SANGATTA, Wartakutim.com – Pelaksanaan jaminan Kesehatan Nasional (JKN) Di Kutai Timur, ternyata belum berjalan mulus, walau BPJS (Badan Peyelenggara Jaminan Sosial –Red) sendiri talah berjalan sejak 1 Januari 2014. Hal ini karena masyarakat masih banyak yang belum tahu persis prosedur dan cara berobat dengan menggunakan layanan BPJS ini.
Direktur Rumah Sakit Umum Daerah (RSUD) Kutim Bahrani Hasanal , Mengatakat masyarakat kutim pada umumnya telah terbiasa menggunakan jaminan Jamkesda. Sehingga untuk jaminan kesehatan lain seperti BPJS yang merupakan layanan kesehatan gratis program dari pemerintah pusat untuk masyarak Kurang mampu masih kurang mendapat respon dari masyarakat.
Dimana di RSUD, Kata Bahrani bisa juga dilayani secara langsung atau tanpa rujukan. Sementara dalam Pola pengobatan BPJS, wajib hukumnya melalui rujukan dokter praktek atau dari Puskesmas.
“Kalau tidak ada rujukan dari dokter praktek atau puskesmas, maka RSUD tidak bisa layani. Karena yang bisa dilayani di RSUD, itu hanya rujukan,” jelas Bahrani.
Diakui, karena prosedur seperti itu, maka pihaknya beberapa kali meminta pasien untuk meminta rujukan dari puskesma terlebih dahulu, sebelum ke RSUD
“ RSUD tidak tolak, tapi memang harus melalui prosedur. Karena BPJS di RSUD yang dulunya juga merupakan pos layanan Jamkesmas, tidak akan layani pasien yang tidak melalui rujukan,” Jelasnnya.
Dia menambahkan untuk pasian Gawat darurat, dalam dilayani dimana saja. Pihak puskesmas dan rumah sakit wajib untuk melayaninya. Sementara untuk pasien rawat jalan kata Bahrani wajib meminta rujukan dari puskesmas.
“Kalau soal kartu, tak masalah sebenarnya, karena sudah jelas perserta BPJS itu dari Jamkesmas, Asabri, Askes, itu masuk BPJS. Karena itu, yang kini jadi kantor BPJS adalah kantor Askes.
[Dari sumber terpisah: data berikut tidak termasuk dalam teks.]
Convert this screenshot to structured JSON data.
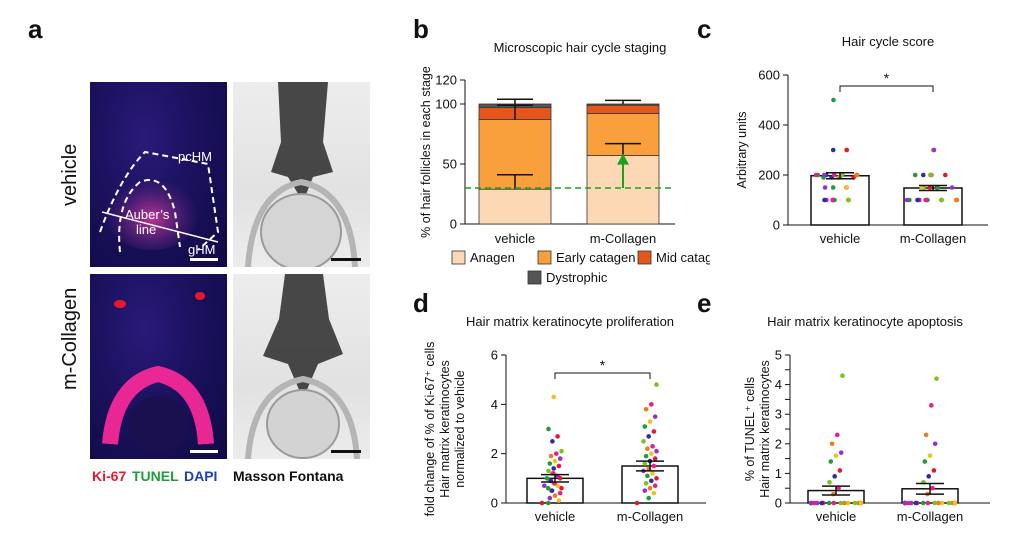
{
  "panels": {
    "a": "a",
    "b": "b",
    "c": "c",
    "d": "d",
    "e": "e"
  },
  "panel_a": {
    "row_labels": [
      "vehicle",
      "m-Collagen"
    ],
    "annotations": {
      "pchm": "pcHM",
      "auber1": "Auber’s",
      "auber2": "line",
      "ghm": "gHM"
    },
    "legend": [
      {
        "text": "Ki-67",
        "color": "#e8182c"
      },
      {
        "text": "TUNEL",
        "color": "#1e9e3a"
      },
      {
        "text": "DAPI",
        "color": "#1f3fb8"
      },
      {
        "text": "Masson Fontana",
        "color": "#111111"
      }
    ]
  },
  "chart_data": [
    {
      "id": "b",
      "type": "bar",
      "stacked": true,
      "title": "Microscopic hair cycle staging",
      "ylabel": "% of hair follicles in each stage",
      "ylim": [
        0,
        120
      ],
      "yticks": [
        0,
        50,
        100,
        120
      ],
      "categories": [
        "vehicle",
        "m-Collagen"
      ],
      "series": [
        {
          "name": "Anagen",
          "color": "#fcd9b4",
          "values": [
            29,
            57
          ]
        },
        {
          "name": "Early catagen",
          "color": "#f9a03c",
          "values": [
            58,
            35
          ]
        },
        {
          "name": "Mid catagen",
          "color": "#e4561b",
          "values": [
            10,
            7
          ]
        },
        {
          "name": "Dystrophic",
          "color": "#555555",
          "values": [
            3,
            1
          ]
        }
      ],
      "error_bars": [
        {
          "category": "vehicle",
          "y": 29,
          "err": 12
        },
        {
          "category": "vehicle",
          "y": 87,
          "err": 12
        },
        {
          "category": "vehicle",
          "y": 100,
          "err": 4
        },
        {
          "category": "m-Collagen",
          "y": 57,
          "err": 10
        },
        {
          "category": "m-Collagen",
          "y": 100,
          "err": 3
        }
      ],
      "reference_line": {
        "y": 30,
        "color": "#19a21e",
        "style": "dashed"
      },
      "arrow": {
        "category": "m-Collagen",
        "from": 30,
        "to": 57,
        "color": "#19a21e"
      }
    },
    {
      "id": "c",
      "type": "bar",
      "title": "Hair cycle score",
      "ylabel": "Arbitrary units",
      "ylim": [
        0,
        600
      ],
      "yticks": [
        0,
        200,
        400,
        600
      ],
      "categories": [
        "vehicle",
        "m-Collagen"
      ],
      "values": [
        197,
        148
      ],
      "errors": [
        12,
        10
      ],
      "significance": "*",
      "points": [
        {
          "x": "vehicle",
          "values": [
            100,
            100,
            100,
            100,
            100,
            100,
            100,
            100,
            150,
            150,
            150,
            150,
            190,
            190,
            190,
            190,
            190,
            190,
            200,
            200,
            200,
            200,
            200,
            200,
            200,
            200,
            200,
            200,
            200,
            200,
            300,
            300,
            300,
            500
          ]
        },
        {
          "x": "m-Collagen",
          "values": [
            100,
            100,
            100,
            100,
            100,
            100,
            100,
            100,
            100,
            100,
            100,
            100,
            100,
            150,
            150,
            150,
            150,
            150,
            150,
            150,
            200,
            200,
            200,
            200,
            200,
            200,
            300,
            300
          ]
        }
      ]
    },
    {
      "id": "d",
      "type": "bar",
      "title": "Hair matrix keratinocyte proliferation",
      "ylabel": "fold change of % of Ki-67⁺ cells Hair matrix keratinocytes normalized to vehicle",
      "ylabel_lines": [
        "fold change of % of Ki-67⁺ cells",
        "Hair matrix keratinocytes",
        "normalized to vehicle"
      ],
      "ylim": [
        0,
        6
      ],
      "yticks": [
        0,
        2,
        4,
        6
      ],
      "categories": [
        "vehicle",
        "m-Collagen"
      ],
      "values": [
        1.0,
        1.5
      ],
      "errors": [
        0.15,
        0.2
      ],
      "significance": "*",
      "points": [
        {
          "x": "vehicle",
          "values": [
            0,
            0,
            0.1,
            0.2,
            0.3,
            0.4,
            0.5,
            0.5,
            0.6,
            0.6,
            0.7,
            0.7,
            0.8,
            0.8,
            0.9,
            0.9,
            1.0,
            1.0,
            1.1,
            1.1,
            1.2,
            1.2,
            1.3,
            1.4,
            1.5,
            1.6,
            1.7,
            1.8,
            1.9,
            2.0,
            2.1,
            2.5,
            2.7,
            3.0,
            4.3
          ]
        },
        {
          "x": "m-Collagen",
          "values": [
            0,
            0.2,
            0.4,
            0.5,
            0.6,
            0.7,
            0.8,
            0.9,
            1.0,
            1.1,
            1.2,
            1.3,
            1.4,
            1.5,
            1.6,
            1.7,
            1.8,
            1.9,
            2.0,
            2.1,
            2.2,
            2.3,
            2.5,
            2.7,
            2.9,
            3.1,
            3.3,
            3.5,
            3.8,
            4.0,
            4.8
          ]
        }
      ]
    },
    {
      "id": "e",
      "type": "bar",
      "title": "Hair matrix keratinocyte apoptosis",
      "ylabel": "% of TUNEL⁺ cells Hair matrix keratinocytes",
      "ylabel_lines": [
        "% of TUNEL⁺ cells",
        "Hair matrix keratinocytes"
      ],
      "ylim": [
        0,
        5
      ],
      "yticks": [
        0,
        0.5,
        1,
        1.5,
        2,
        2.5,
        3,
        3.5,
        4,
        4.5,
        5
      ],
      "categories": [
        "vehicle",
        "m-Collagen"
      ],
      "values": [
        0.42,
        0.48
      ],
      "errors": [
        0.15,
        0.18
      ],
      "points": [
        {
          "x": "vehicle",
          "values": [
            0,
            0,
            0,
            0,
            0,
            0,
            0,
            0,
            0,
            0,
            0,
            0,
            0,
            0,
            0,
            0,
            0,
            0,
            0,
            0,
            0.3,
            0.5,
            0.7,
            0.9,
            1.1,
            1.4,
            1.6,
            1.7,
            2.0,
            2.3,
            4.3
          ]
        },
        {
          "x": "m-Collagen",
          "values": [
            0,
            0,
            0,
            0,
            0,
            0,
            0,
            0,
            0,
            0,
            0,
            0,
            0,
            0,
            0,
            0,
            0,
            0,
            0,
            0,
            0.3,
            0.5,
            0.7,
            0.9,
            1.1,
            1.4,
            1.6,
            2.0,
            2.3,
            3.3,
            4.2
          ]
        }
      ]
    }
  ],
  "legend_b": [
    "Anagen",
    "Early catagen",
    "Mid catagen",
    "Dystrophic"
  ]
}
Dan peserta itu nanti akan secara bertahap harus ganti kartu menjadi kartu BPJS. Yang jadi masalah sekarang ini adalah prosedur pengobatan, yang memang harus sesuai dengan tahapan yaitu pertam dari dokter praktek, atau Puskesmas, setelah itu dirujuk ke RSUD kalau Puskesmas tidak mampu,” katanya.
“Saya berfikir sosialisasi ini perlu waktu sekitar 6 bulan baru berjalan efektif,” lanjut Ketua IDI Kutim ini.